Researchers subpackage 2019-nCoV detection reagents at a company in Wuqing District, north China's Tianjin Municipality, Jan. 27, 2020. (Photo:Xinhua)
In another breakthrough, Chinese scientists have identified traces of coronavirus in patients' urine, suggesting the virus is capable of traveling with the blood to the human body to harm multiple organs. The virus in urine also poses a challenge to China's sewer system amid the epidemic outbreak.
The latest finding by top epidemiologist Zhong Nanshan's team sheds light on the transmission and prevention of the epidemic, another breakthrough after scientists found isolated novel coronavirus strains from samples of infected patients' feces.
Strains isolated from feces and urine pose a threat to China's sewer system, especially in hospitals, where swarms of patients are admitted. If the patients' feces and urine are not handled properly, it can contaminate the air and transmit through aerosols, Yang Zhanqiu, the deputy director of the pathogen biology department at Wuhan University warned.

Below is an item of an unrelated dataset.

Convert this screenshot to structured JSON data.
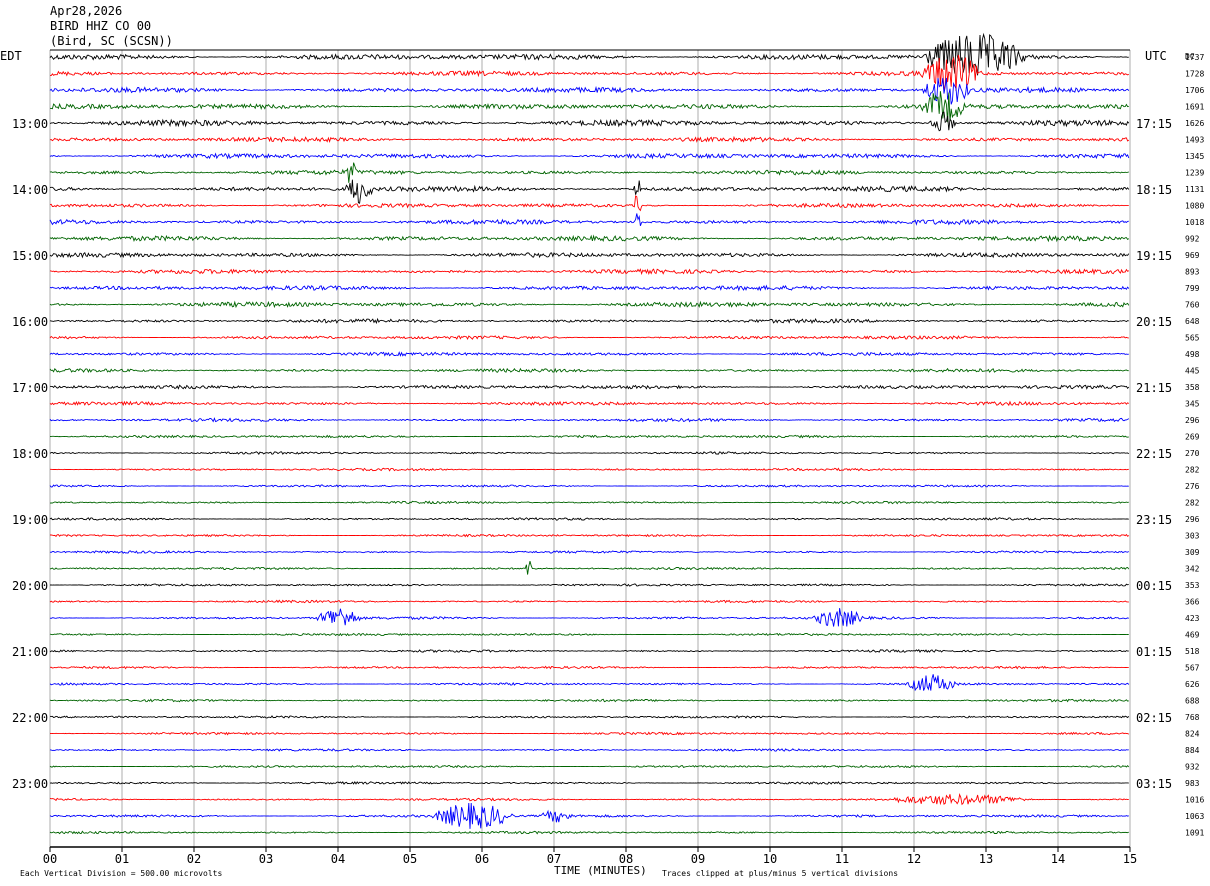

"But we don't have to overreact to it. No need to disinfect the sewage systems in the whole city, as large amount of disinfectant may cause long-term water pollution," Yang told the Global Times Saturday.
Besides feces, the detection of strains in urine possibly means the virus could flow with the blood in the body and harm multiple organs; not only lungs but kidneys and heart, Yang said.
Transmissions through respiratory routes and contact, however, remain the major sources of the novel coronavirus contagion, experts said.
Zhong has stressed the importance of city sewer systems in the fight against the coronavirus, citing the case of Amoy Gardens in Hong Kong during the SARS crisis in 2003.
During the SARS outbreak in 2003, aerosolized feces spread from floor to floor through plumbing in the Amoy Gardens residential complex in Hong Kong, infecting over 300 people with the virus, according to media reports.
Statistics show since the disinfection of drainage and sewage treatment facilities was launched on January 29 in Wuhan, the city had dispatched 6,520 personnel and used 1,963.58 tons of disinfectants as of Tuesday, the Xinhua News Agency reported.